En büyük korku anı diyor..
Onu bir ara düşünmüştüm..
Birisinin yorumuydu tam hatırlayamıyorum..
ALLAH U ALEM öyleydi aradan zaman geçti..
Cehennemde artık içinde en son kurtulacak çıktıktan sonra
( iman etmiş olmasına rağmen yinede suç işlemiş, cürüm işlemiş olanlar cehennemde biraz kalacaklar..
Ceza görecekler,ceza bittiğinde Cennete devam edecekler diye yüksek isabetli görüş var…)
Son çıkacak ta, Cennete girecek te, cezasını Cehennemde bir şekilde çekiyor..

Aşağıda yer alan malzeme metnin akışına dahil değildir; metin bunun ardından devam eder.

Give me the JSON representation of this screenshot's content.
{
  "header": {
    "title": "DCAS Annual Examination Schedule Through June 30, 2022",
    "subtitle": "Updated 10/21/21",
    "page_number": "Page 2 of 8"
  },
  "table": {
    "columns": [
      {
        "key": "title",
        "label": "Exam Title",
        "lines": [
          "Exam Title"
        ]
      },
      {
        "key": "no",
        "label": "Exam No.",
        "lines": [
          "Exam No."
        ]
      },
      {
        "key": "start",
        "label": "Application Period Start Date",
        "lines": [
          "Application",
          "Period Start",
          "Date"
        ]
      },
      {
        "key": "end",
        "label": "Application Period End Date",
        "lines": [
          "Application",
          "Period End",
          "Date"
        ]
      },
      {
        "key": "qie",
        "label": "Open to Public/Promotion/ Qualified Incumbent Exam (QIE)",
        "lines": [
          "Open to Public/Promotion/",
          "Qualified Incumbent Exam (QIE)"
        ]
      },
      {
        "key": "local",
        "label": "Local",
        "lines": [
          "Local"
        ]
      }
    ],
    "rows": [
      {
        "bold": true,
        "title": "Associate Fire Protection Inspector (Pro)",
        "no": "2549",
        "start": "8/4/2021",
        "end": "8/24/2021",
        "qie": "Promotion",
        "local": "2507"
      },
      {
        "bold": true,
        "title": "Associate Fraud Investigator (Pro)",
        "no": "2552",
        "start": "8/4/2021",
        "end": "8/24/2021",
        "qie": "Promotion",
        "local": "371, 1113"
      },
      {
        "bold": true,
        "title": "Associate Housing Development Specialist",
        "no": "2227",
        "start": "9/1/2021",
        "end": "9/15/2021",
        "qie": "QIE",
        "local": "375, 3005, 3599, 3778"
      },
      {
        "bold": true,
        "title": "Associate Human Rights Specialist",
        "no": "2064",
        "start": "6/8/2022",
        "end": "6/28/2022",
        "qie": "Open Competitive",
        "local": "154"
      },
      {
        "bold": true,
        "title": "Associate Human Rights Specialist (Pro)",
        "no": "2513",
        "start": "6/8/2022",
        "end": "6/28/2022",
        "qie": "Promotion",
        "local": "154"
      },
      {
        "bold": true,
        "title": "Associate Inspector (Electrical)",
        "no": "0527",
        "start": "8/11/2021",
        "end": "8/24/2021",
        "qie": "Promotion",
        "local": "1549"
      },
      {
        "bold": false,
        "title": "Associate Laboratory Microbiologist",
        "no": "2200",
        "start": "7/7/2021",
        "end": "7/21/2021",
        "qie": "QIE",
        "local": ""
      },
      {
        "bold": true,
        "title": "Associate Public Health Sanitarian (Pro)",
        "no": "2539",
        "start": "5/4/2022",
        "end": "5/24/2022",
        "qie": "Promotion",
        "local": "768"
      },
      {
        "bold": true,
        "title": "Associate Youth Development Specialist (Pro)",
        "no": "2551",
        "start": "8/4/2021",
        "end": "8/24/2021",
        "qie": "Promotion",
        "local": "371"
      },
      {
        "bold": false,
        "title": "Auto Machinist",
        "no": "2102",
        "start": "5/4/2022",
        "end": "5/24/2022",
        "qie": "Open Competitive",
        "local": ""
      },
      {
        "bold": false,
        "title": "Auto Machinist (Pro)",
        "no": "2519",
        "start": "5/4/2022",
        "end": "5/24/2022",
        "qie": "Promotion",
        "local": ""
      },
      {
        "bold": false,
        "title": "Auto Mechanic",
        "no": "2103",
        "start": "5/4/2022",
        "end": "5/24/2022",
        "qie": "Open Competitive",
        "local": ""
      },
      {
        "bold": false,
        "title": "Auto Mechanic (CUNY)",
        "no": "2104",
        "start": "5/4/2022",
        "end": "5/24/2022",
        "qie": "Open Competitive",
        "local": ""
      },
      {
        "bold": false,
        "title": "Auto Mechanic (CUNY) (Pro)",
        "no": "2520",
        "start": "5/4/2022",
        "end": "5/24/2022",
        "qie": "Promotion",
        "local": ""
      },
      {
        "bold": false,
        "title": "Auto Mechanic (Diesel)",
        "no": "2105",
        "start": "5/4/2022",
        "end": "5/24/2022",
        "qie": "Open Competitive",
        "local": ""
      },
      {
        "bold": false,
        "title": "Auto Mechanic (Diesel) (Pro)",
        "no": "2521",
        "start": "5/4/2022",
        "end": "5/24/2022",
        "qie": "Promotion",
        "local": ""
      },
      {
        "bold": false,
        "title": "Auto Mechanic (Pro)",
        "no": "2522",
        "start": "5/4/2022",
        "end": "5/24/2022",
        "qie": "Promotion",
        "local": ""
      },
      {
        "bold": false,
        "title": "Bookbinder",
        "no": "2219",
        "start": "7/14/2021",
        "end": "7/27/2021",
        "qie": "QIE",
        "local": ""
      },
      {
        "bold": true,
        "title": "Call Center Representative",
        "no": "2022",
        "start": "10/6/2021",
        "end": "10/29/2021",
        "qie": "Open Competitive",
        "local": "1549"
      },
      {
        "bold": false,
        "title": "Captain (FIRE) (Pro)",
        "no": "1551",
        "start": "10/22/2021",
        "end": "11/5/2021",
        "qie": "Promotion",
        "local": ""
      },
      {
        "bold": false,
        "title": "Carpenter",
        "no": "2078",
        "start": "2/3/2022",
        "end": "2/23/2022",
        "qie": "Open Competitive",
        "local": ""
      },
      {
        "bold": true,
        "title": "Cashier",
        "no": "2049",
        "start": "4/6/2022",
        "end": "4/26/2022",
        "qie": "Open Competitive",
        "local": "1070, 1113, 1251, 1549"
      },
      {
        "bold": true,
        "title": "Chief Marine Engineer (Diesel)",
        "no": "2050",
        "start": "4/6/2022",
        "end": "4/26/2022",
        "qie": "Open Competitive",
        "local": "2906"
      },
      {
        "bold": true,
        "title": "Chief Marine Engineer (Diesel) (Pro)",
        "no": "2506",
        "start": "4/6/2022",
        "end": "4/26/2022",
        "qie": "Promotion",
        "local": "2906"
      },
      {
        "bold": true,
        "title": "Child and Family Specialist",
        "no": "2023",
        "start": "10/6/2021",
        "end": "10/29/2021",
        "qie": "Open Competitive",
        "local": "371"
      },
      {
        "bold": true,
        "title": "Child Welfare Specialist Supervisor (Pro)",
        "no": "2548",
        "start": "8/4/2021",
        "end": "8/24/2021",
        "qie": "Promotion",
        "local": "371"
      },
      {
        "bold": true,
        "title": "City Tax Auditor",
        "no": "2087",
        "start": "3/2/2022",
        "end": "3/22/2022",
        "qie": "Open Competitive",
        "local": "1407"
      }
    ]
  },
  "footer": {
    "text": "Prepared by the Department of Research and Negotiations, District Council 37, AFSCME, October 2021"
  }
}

O da çıktıktan sonra ,cehennem kapılarının bir daha açılmamak üzere kapandığı o ses var ya…
işte en büyük korku anı o deniyor..
Umut yok arkadaşlar,Ateş falan da değil artık ..35:12
Umudun bittiği an ,yok artık, son ..kapı kapandı..bittin..
Dünyayla kıyaslanamaz..Bir ifadesi yok..
Bu dünyada ümidini kesenler küfredenlerle eş değer tutuluyor..(Yusuf 87)
Ama ahirette sahneler çok sert…
İşte anlıyormusunuz ?
Mağfiret neden çok büyük bir ikram..
Rızkın kerîm ondan sonra gelmiş..
ALLAH-U TEALA mağfiret etmekle bırakmıyor…
Üstüne üstlük rızık veriyor..
Ama nasıl bir kerîm ,nasıl cömert bir ikram..
El hamdu lillâhi rabbil âlemîn diyecekler diyor orada…”Aman Ya Rabbi ” diyecekler.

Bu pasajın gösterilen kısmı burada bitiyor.